Caden looked at the envelope. At the evidence that would finally, *finally* close the circle.

“He kept proof,” Caden said. “He couldn’t stand the idea that no one would know how brilliant he was.”

Marchetti sealed the envelope. “Reid Blackthorn will be in custody by nightfall.”

He was.

The arrest happened at 7:09 PM, in the parking garage of Blackthorn Tower, as Reid was getting into his limousine. The same limousine that had watched Dorian’s arrest from across the street. This time, Reid was the one in handcuffs. This time, he didn’t smile.

Caden didn’t watch. He was at home, holding Jace on his lap, reading a book about a boy who built a spaceship out of cardboard boxes. Isabella sat beside them, her hand on his shoulder, her head resting against his.

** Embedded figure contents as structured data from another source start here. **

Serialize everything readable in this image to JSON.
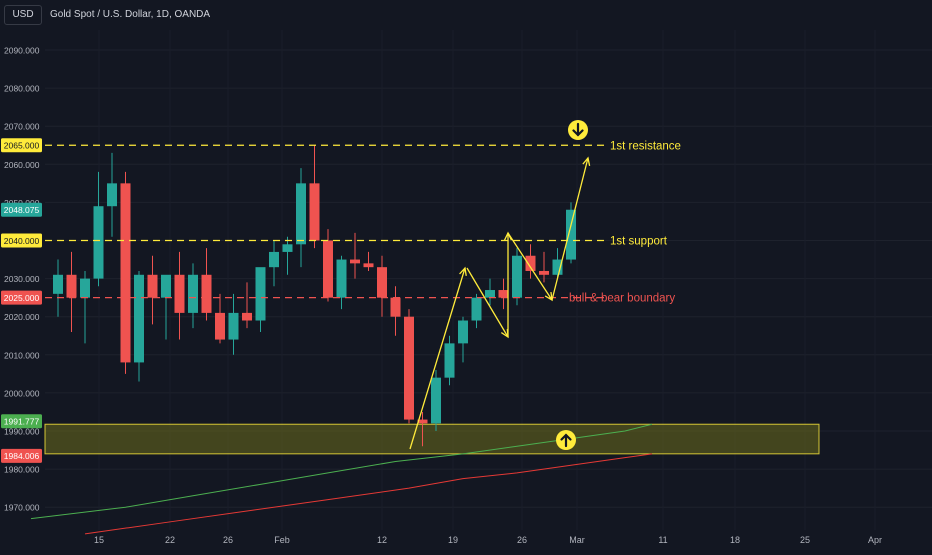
{
  "header": {
    "currency": "USD",
    "symbol_title": "Gold Spot / U.S. Dollar, 1D, OANDA"
  },
  "colors": {
    "background": "#131722",
    "bull": "#26a69a",
    "bear": "#ef5350",
    "annotation": "#ffeb3b",
    "boundary": "#ef5350",
    "ma_fast": "#4caf50",
    "ma_slow": "#e53935",
    "support_zone_fill": "#6b6b1c",
    "axis_text": "#b2b5be"
  },
  "chart_data": {
    "type": "candlestick",
    "y_ticks": [
      "1970.000",
      "1980.000",
      "1990.000",
      "2000.000",
      "2010.000",
      "2020.000",
      "2030.000",
      "2040.000",
      "2050.000",
      "2060.000",
      "2070.000",
      "2080.000",
      "2090.000"
    ],
    "ylim": [
      1966,
      2098
    ],
    "x_ticks": [
      "15",
      "22",
      "26",
      "Feb",
      "12",
      "19",
      "26",
      "Mar",
      "11",
      "18",
      "25",
      "Apr"
    ],
    "price_labels": [
      {
        "value": 2065,
        "text": "2065.000",
        "color": "#ffeb3b",
        "text_color": "#131722"
      },
      {
        "value": 2048.075,
        "text": "2048.075",
        "color": "#26a69a",
        "text_color": "#ffffff"
      },
      {
        "value": 2040,
        "text": "2040.000",
        "color": "#ffeb3b",
        "text_color": "#131722"
      },
      {
        "value": 2025,
        "text": "2025.000",
        "color": "#ef5350",
        "text_color": "#ffffff"
      },
      {
        "value": 1991.777,
        "text": "1991.777",
        "color": "#4caf50",
        "text_color": "#ffffff"
      },
      {
        "value": 1984.006,
        "text": "1984.006",
        "color": "#ef5350",
        "text_color": "#ffffff"
      }
    ],
    "candles": [
      {
        "o": 2026,
        "h": 2035,
        "l": 2020,
        "c": 2031
      },
      {
        "o": 2031,
        "h": 2037,
        "l": 2016,
        "c": 2025
      },
      {
        "o": 2025,
        "h": 2032,
        "l": 2013,
        "c": 2030
      },
      {
        "o": 2030,
        "h": 2058,
        "l": 2028,
        "c": 2049
      },
      {
        "o": 2049,
        "h": 2063,
        "l": 2041,
        "c": 2055
      },
      {
        "o": 2055,
        "h": 2058,
        "l": 2005,
        "c": 2008
      },
      {
        "o": 2008,
        "h": 2032,
        "l": 2003,
        "c": 2031
      },
      {
        "o": 2031,
        "h": 2036,
        "l": 2018,
        "c": 2025
      },
      {
        "o": 2025,
        "h": 2030,
        "l": 2014,
        "c": 2031
      },
      {
        "o": 2031,
        "h": 2037,
        "l": 2014,
        "c": 2021
      },
      {
        "o": 2021,
        "h": 2034,
        "l": 2017,
        "c": 2031
      },
      {
        "o": 2031,
        "h": 2038,
        "l": 2019,
        "c": 2021
      },
      {
        "o": 2021,
        "h": 2026,
        "l": 2013,
        "c": 2014
      },
      {
        "o": 2014,
        "h": 2026,
        "l": 2010,
        "c": 2021
      },
      {
        "o": 2021,
        "h": 2029,
        "l": 2017,
        "c": 2019
      },
      {
        "o": 2019,
        "h": 2032,
        "l": 2016,
        "c": 2033
      },
      {
        "o": 2033,
        "h": 2040,
        "l": 2028,
        "c": 2037
      },
      {
        "o": 2037,
        "h": 2041,
        "l": 2031,
        "c": 2039
      },
      {
        "o": 2039,
        "h": 2059,
        "l": 2033,
        "c": 2055
      },
      {
        "o": 2055,
        "h": 2065,
        "l": 2038,
        "c": 2040
      },
      {
        "o": 2040,
        "h": 2043,
        "l": 2024,
        "c": 2025
      },
      {
        "o": 2025,
        "h": 2036,
        "l": 2022,
        "c": 2035
      },
      {
        "o": 2035,
        "h": 2042,
        "l": 2030,
        "c": 2034
      },
      {
        "o": 2034,
        "h": 2037,
        "l": 2032,
        "c": 2033
      },
      {
        "o": 2033,
        "h": 2036,
        "l": 2020,
        "c": 2025
      },
      {
        "o": 2025,
        "h": 2028,
        "l": 2015,
        "c": 2020
      },
      {
        "o": 2020,
        "h": 2022,
        "l": 1992,
        "c": 1993
      },
      {
        "o": 1993,
        "h": 1995,
        "l": 1986,
        "c": 1992
      },
      {
        "o": 1992,
        "h": 2006,
        "l": 1990,
        "c": 2004
      },
      {
        "o": 2004,
        "h": 2015,
        "l": 2002,
        "c": 2013
      },
      {
        "o": 2013,
        "h": 2020,
        "l": 2008,
        "c": 2019
      },
      {
        "o": 2019,
        "h": 2026,
        "l": 2017,
        "c": 2025
      },
      {
        "o": 2025,
        "h": 2030,
        "l": 2023,
        "c": 2027
      },
      {
        "o": 2027,
        "h": 2030,
        "l": 2022,
        "c": 2025
      },
      {
        "o": 2025,
        "h": 2038,
        "l": 2023,
        "c": 2036
      },
      {
        "o": 2036,
        "h": 2039,
        "l": 2030,
        "c": 2032
      },
      {
        "o": 2032,
        "h": 2037,
        "l": 2029,
        "c": 2031
      },
      {
        "o": 2031,
        "h": 2038,
        "l": 2030,
        "c": 2035
      },
      {
        "o": 2035,
        "h": 2050,
        "l": 2034,
        "c": 2048.075
      }
    ],
    "horizontal_lines": [
      {
        "value": 2065,
        "label": "1st resistance",
        "color": "#ffeb3b",
        "style": "dashed"
      },
      {
        "value": 2040,
        "label": "1st support",
        "color": "#ffeb3b",
        "style": "dashed"
      },
      {
        "value": 2025,
        "label": "bull & bear boundary",
        "color": "#ef5350",
        "style": "dashed"
      }
    ],
    "support_zone": {
      "from": 1984.006,
      "to": 1991.777
    },
    "moving_averages": [
      {
        "color": "#4caf50",
        "points": [
          [
            -2,
            1967
          ],
          [
            5,
            1970
          ],
          [
            10,
            1973
          ],
          [
            15,
            1976
          ],
          [
            20,
            1979
          ],
          [
            25,
            1982
          ],
          [
            30,
            1984
          ],
          [
            34,
            1986
          ],
          [
            38,
            1988
          ],
          [
            42,
            1990
          ],
          [
            44,
            1991.777
          ]
        ]
      },
      {
        "color": "#e53935",
        "points": [
          [
            2,
            1963
          ],
          [
            8,
            1966
          ],
          [
            14,
            1969
          ],
          [
            20,
            1972
          ],
          [
            26,
            1975
          ],
          [
            30,
            1977.5
          ],
          [
            34,
            1979
          ],
          [
            38,
            1981
          ],
          [
            42,
            1983
          ],
          [
            44,
            1984.006
          ]
        ]
      }
    ]
  }
}
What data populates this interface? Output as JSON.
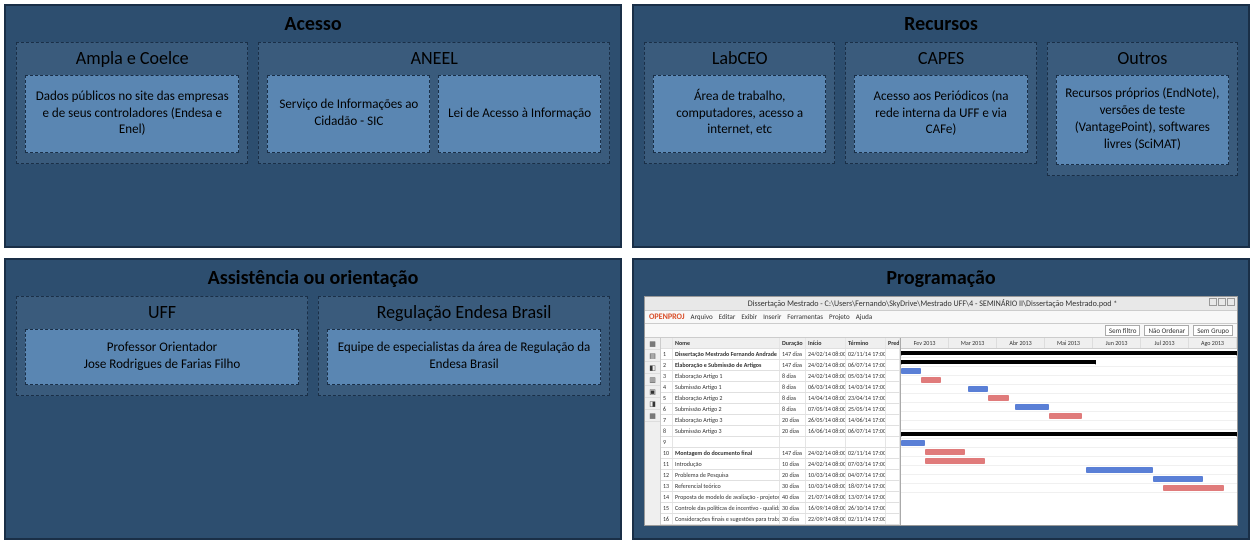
{
  "colors": {
    "panel_bg": "#2d4e6f",
    "panel_border": "#1a2f47",
    "sub_bg": "#3a5b7c",
    "card_bg": "#5a86b2",
    "gantt_bar_blue": "#5a7fd6",
    "gantt_bar_red": "#e07b7b",
    "gantt_summary": "#000000"
  },
  "panels": {
    "acesso": {
      "title": "Acesso",
      "subs": {
        "ampla": {
          "title": "Ampla e Coelce",
          "cards": [
            "Dados públicos no site das empresas e de seus controladores (Endesa e Enel)"
          ]
        },
        "aneel": {
          "title": "ANEEL",
          "cards": [
            "Serviço de Informações ao Cidadão - SIC",
            "Lei de Acesso à Informação"
          ]
        }
      }
    },
    "recursos": {
      "title": "Recursos",
      "subs": {
        "labceo": {
          "title": "LabCEO",
          "cards": [
            "Área de trabalho, computadores, acesso a internet, etc"
          ]
        },
        "capes": {
          "title": "CAPES",
          "cards": [
            "Acesso aos Periódicos (na rede interna da UFF e via CAFe)"
          ]
        },
        "outros": {
          "title": "Outros",
          "cards": [
            "Recursos próprios (EndNote), versões de teste (VantagePoint), softwares livres (SciMAT)"
          ]
        }
      }
    },
    "assistencia": {
      "title": "Assistência ou orientação",
      "subs": {
        "uff": {
          "title": "UFF",
          "cards": [
            "Professor Orientador\nJose Rodrigues de Farias Filho"
          ]
        },
        "regulacao": {
          "title": "Regulação Endesa Brasil",
          "cards": [
            "Equipe de especialistas da área de Regulação da Endesa Brasil"
          ]
        }
      }
    },
    "programacao": {
      "title": "Programação",
      "gantt": {
        "window_title": "Dissertação Mestrado - C:\\Users\\Fernando\\SkyDrive\\Mestrado UFF\\4 - SEMINÁRIO II\\Dissertação Mestrado.pod *",
        "app_logo": "OPENPROJ",
        "menu": [
          "Arquivo",
          "Editar",
          "Exibir",
          "Inserir",
          "Ferramentas",
          "Projeto",
          "Ajuda"
        ],
        "toolbar_filters": [
          "Sem filtro",
          "Não Ordenar",
          "Sem Grupo"
        ],
        "columns": [
          "",
          "Nome",
          "Duração",
          "Início",
          "Término",
          "Pred..."
        ],
        "timeline": [
          "Fev 2013",
          "Mar 2013",
          "Abr 2013",
          "Mai 2013",
          "Jun 2013",
          "Jul 2013",
          "Ago 2013"
        ],
        "rows": [
          {
            "n": 1,
            "name": "Dissertação Mestrado Fernando Andrade",
            "dur": "147 dias",
            "ini": "24/02/14 08:00",
            "fim": "02/11/14 17:00",
            "bold": true,
            "type": "summary",
            "start": 0,
            "len": 100
          },
          {
            "n": 2,
            "name": "Elaboração e Submissão de Artigos",
            "dur": "147 dias",
            "ini": "24/02/14 08:00",
            "fim": "06/07/14 17:00",
            "bold": true,
            "type": "summary",
            "start": 0,
            "len": 58
          },
          {
            "n": 3,
            "name": "Elaboração Artigo 1",
            "dur": "8 dias",
            "ini": "24/02/14 08:00",
            "fim": "05/03/14 17:00",
            "type": "bar",
            "color": "blue",
            "start": 0,
            "len": 6
          },
          {
            "n": 4,
            "name": "Submissão Artigo 1",
            "dur": "8 dias",
            "ini": "06/03/14 08:00",
            "fim": "14/03/14 17:00",
            "type": "bar",
            "color": "red",
            "start": 6,
            "len": 6
          },
          {
            "n": 5,
            "name": "Elaboração Artigo 2",
            "dur": "8 dias",
            "ini": "14/04/14 08:00",
            "fim": "23/04/14 17:00",
            "type": "bar",
            "color": "blue",
            "start": 20,
            "len": 6
          },
          {
            "n": 6,
            "name": "Submissão Artigo 2",
            "dur": "8 dias",
            "ini": "07/05/14 08:00",
            "fim": "25/05/14 17:00",
            "type": "bar",
            "color": "red",
            "start": 26,
            "len": 6
          },
          {
            "n": 7,
            "name": "Elaboração Artigo 3",
            "dur": "20 dias",
            "ini": "26/05/14 08:00",
            "fim": "14/06/14 17:00",
            "type": "bar",
            "color": "blue",
            "start": 34,
            "len": 10
          },
          {
            "n": 8,
            "name": "Submissão Artigo 3",
            "dur": "20 dias",
            "ini": "16/06/14 08:00",
            "fim": "06/07/14 17:00",
            "type": "bar",
            "color": "red",
            "start": 44,
            "len": 10
          },
          {
            "n": 9,
            "name": "",
            "dur": "",
            "ini": "",
            "fim": "",
            "type": "none"
          },
          {
            "n": 10,
            "name": "Montagem do documento final",
            "dur": "147 dias",
            "ini": "24/02/14 08:00",
            "fim": "02/11/14 17:00",
            "bold": true,
            "type": "summary",
            "start": 0,
            "len": 100
          },
          {
            "n": 11,
            "name": "Introdução",
            "dur": "10 dias",
            "ini": "24/02/14 08:00",
            "fim": "07/03/14 17:00",
            "type": "bar",
            "color": "blue",
            "start": 0,
            "len": 7
          },
          {
            "n": 12,
            "name": "Problema de Pesquisa",
            "dur": "20 dias",
            "ini": "10/03/14 08:00",
            "fim": "04/07/14 17:00",
            "type": "bar",
            "color": "red",
            "start": 7,
            "len": 12
          },
          {
            "n": 13,
            "name": "Referencial teórico",
            "dur": "30 dias",
            "ini": "10/03/14 08:00",
            "fim": "18/07/14 17:00",
            "type": "bar",
            "color": "red",
            "start": 7,
            "len": 18
          },
          {
            "n": 14,
            "name": "Proposta de modelo de avaliação - projetos qualidade fornecimento",
            "dur": "40 dias",
            "ini": "21/07/14 08:00",
            "fim": "13/07/14 17:00",
            "type": "bar",
            "color": "blue",
            "start": 55,
            "len": 20
          },
          {
            "n": 15,
            "name": "Controle das políticas de incentivo - qualidade fornecimento",
            "dur": "30 dias",
            "ini": "16/09/14 08:00",
            "fim": "26/10/14 17:00",
            "type": "bar",
            "color": "blue",
            "start": 75,
            "len": 15
          },
          {
            "n": 16,
            "name": "Considerações finais e sugestões para trabalhos futuros",
            "dur": "30 dias",
            "ini": "22/09/14 08:00",
            "fim": "02/11/14 17:00",
            "type": "bar",
            "color": "red",
            "start": 78,
            "len": 18
          }
        ]
      }
    }
  }
}
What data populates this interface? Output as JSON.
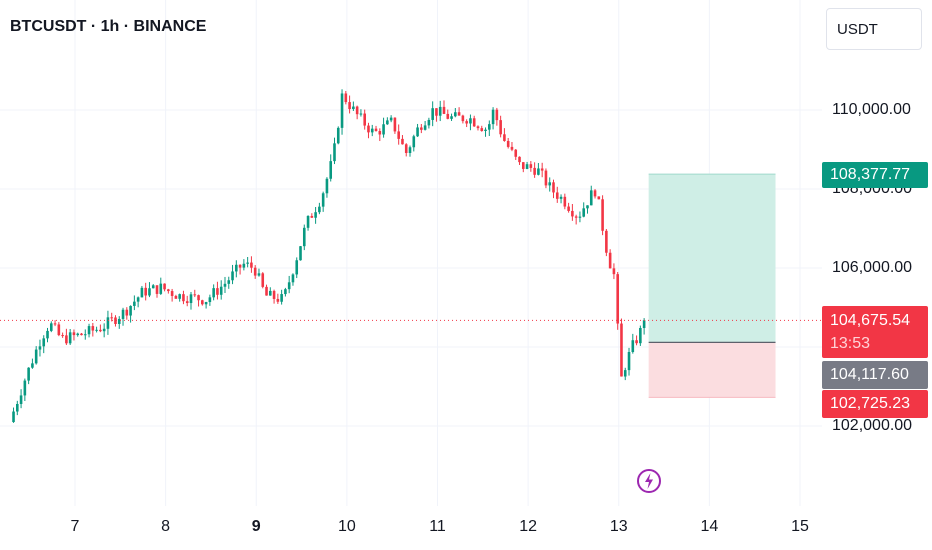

The house was quiet. The windows were dark. For the first time in months, no one was watching.

Four months later, the Ashby family moved into a new home.

It was a modest house in a quiet neighborhood, set back from the road by a wide lawn and a row of old oak trees. The backyard was fenced, with space for a swing set and a garden. The kitchen had a island where Jace could sit and do his homework while Isabella cooked. The study had a window that faced the sunrise.

Caden stood in the driveway on moving day, watching a truck unload boxes of books and furniture. The system floated at the edge of his vision, silent and patient. It had become less urgent over the months. Less demanding. He used it for small things now—optimizing a route through traffic, calculating the best angle for a garden trellis, remembering the name of Jace’s new teacher.

It was a tool. Not a weapon.

Isabella came up beside him, a cup of coffee in each hand. She handed him one and looked at the house. “It has three bedrooms.”

“One for Jace. One for us. One for guests.” He paused. “Or a library.”

She smiled—a quiet, private thing that she only gave to him. “You’re going to write that book, aren’t you?”

“I’m going to try.”

She leaned into him, and he felt the warmth of her presence like a steady anchor. “Good. You have a lot to say.”

Jace ran past them, a stick in his hand, chasing a butterfly that had no idea it was being hunted. His laughter was bright and unguarded, the sound of a child who had forgotten to be afraid.

Caden watched him. The system pinged softly.

*[Quest Line Complete: ‘Family First’]*

*A new window appeared:*

*[New Title Unlocked: ‘Patriarch.’ Bonus: +1 to all stats for the rest of your life.]*

He smiled. “No more quests for a while,” he whispered.

The system blinked once, then faded into the sunset.